My attention has just been drawn to an alleged boasting by an INEC Official who was quoted as saying that there exists a 2001 Court of Appeal judgment which held that no court can stop INEC in its recall of a lawmaker. He was also quoted to have cited sections 87(10) and 110 of the Electoral Act. For these, he allegedly posited that INEC would not obey the injunctive relief granted against it and in favour of Senator Dino Melaye, halting it from going on with the recall initiative.
This argument, to say the least, is outrageously specious and constitutes a dangerous red herring in our justice system and legal jurisprudence. The last time I checked, INEC is only in charge of election matters, not in the administration of justice. Let INEC officials first obey the present clear order of the Federal High Court, Abuja, Coram, Justice John Tsoho, even if they believe the judgment is wrong, illegal, or delivered per incuriam. That is the right thing to do in a constitutional democracy governed by laws, such as we operate. INEC can then come forward and plead its case and even cite authorities from heaven, if it genuinely believes it has a good case.
INEC is legally prohibited from choosing and picking which order of court to obey, or which not to obey, through its self- assumed whimsical and capricious interpretation of laws and judgments. INEC is part and parcel of the Executive arm of government and CAN NOT usurps the interpretative functions and powers of courts of law, which belong to the hallowed precincts of the Judiciary, another arm of government. The doctrine of separation of powers, of checks and balances, ably espoused by the great French philosopher, Baron de Montesquieu in 1748, and enacted into sections 4, 5 and 6 of the 1999 Constitution, still holds sway today as it ever was.
I had wanted to believe that INEC was initially defiant about obeying the clear order because it had not received the order for the “maintenance of the status quo as at 6th July, 2017”, which was only served on its officials on Monday morning. But, if INEC persists in its obduracy, contumacy and wanton breach of a clear order of the court, its top management should be ready and prepared to embrace the cold and dire legal consequences: imprisonment, after the issuance on them of forms 48 and 49, dealing with contempt proceedings for disobedience of valid and extant court orders.
A word is enough for the wise. To say more at this stage will be otiose.
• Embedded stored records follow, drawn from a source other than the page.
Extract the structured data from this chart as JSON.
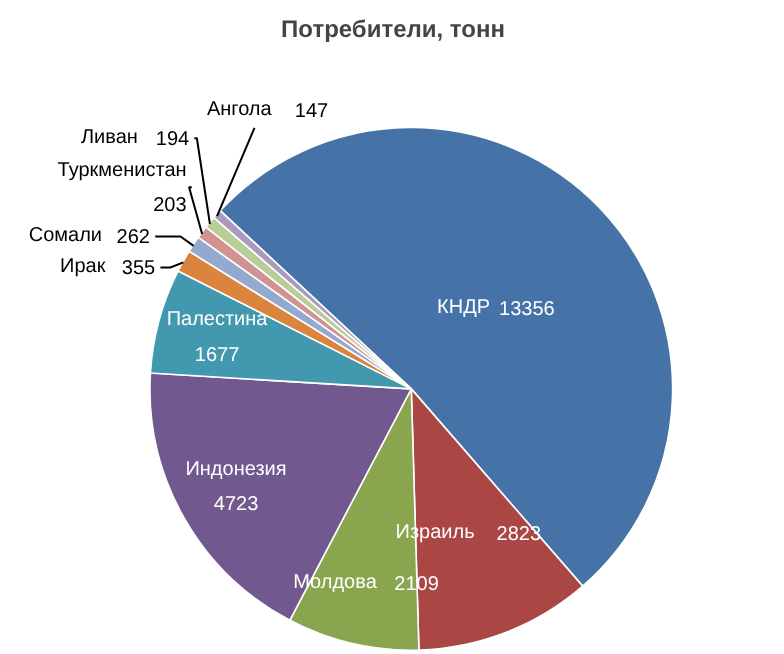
{
  "chart_data": {
    "type": "pie",
    "title": "Потребители, тонн",
    "categories": [
      "КНДР",
      "Израиль",
      "Молдова",
      "Индонезия",
      "Палестина",
      "Ирак",
      "Сомали",
      "Туркменистан",
      "Ливан",
      "Ангола"
    ],
    "values": [
      13356,
      2823,
      2109,
      4723,
      1677,
      355,
      262,
      203,
      194,
      147
    ],
    "colors": [
      "#4572a7",
      "#aa4643",
      "#89a54e",
      "#71588f",
      "#4198af",
      "#db843d",
      "#93a9cf",
      "#d19392",
      "#b9cd96",
      "#a99bbd"
    ],
    "data_labels": true
  }
}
Chief Mike Ozekhome, SAN, OFR, FCIArb, LL.D
Constitutional Lawyer and Human Rights Activist;
Counsel to Senator Dino Melaye.
Nothing could be more specious than Mr Ozekhome’s outburst. If Justice Tsoho’s order was to the effect of “maintenance of the status quo as at 6th July, 2017”, then INEC is correct in going ahead with all aspects of the recall. How does the above tantamount to an injunction against going ahead with the recall of Senator Melaye? The status quo ante as of the above date was INEC’s outlined sequences of carrying out the recall. Since the court wants INEC to maintain it, then INEC is maintaining it by going ahead with its outlined program.
It is disgraceful that a lawyer of Ozekhome’s standing could be this ignorant of what constitutes “status quo”. If Ozekhome wanted an injunction against going ahead with the recall, why didn’t he have the judge issue one specifically to that effect? No reasonable judge would issue an injunction against INEC (over this recall) based on the speculative reasons adduced in Melaye’s prayers. Is Ozekhome actually being ignorant of the law or he is misleading his seemingly ignorant client?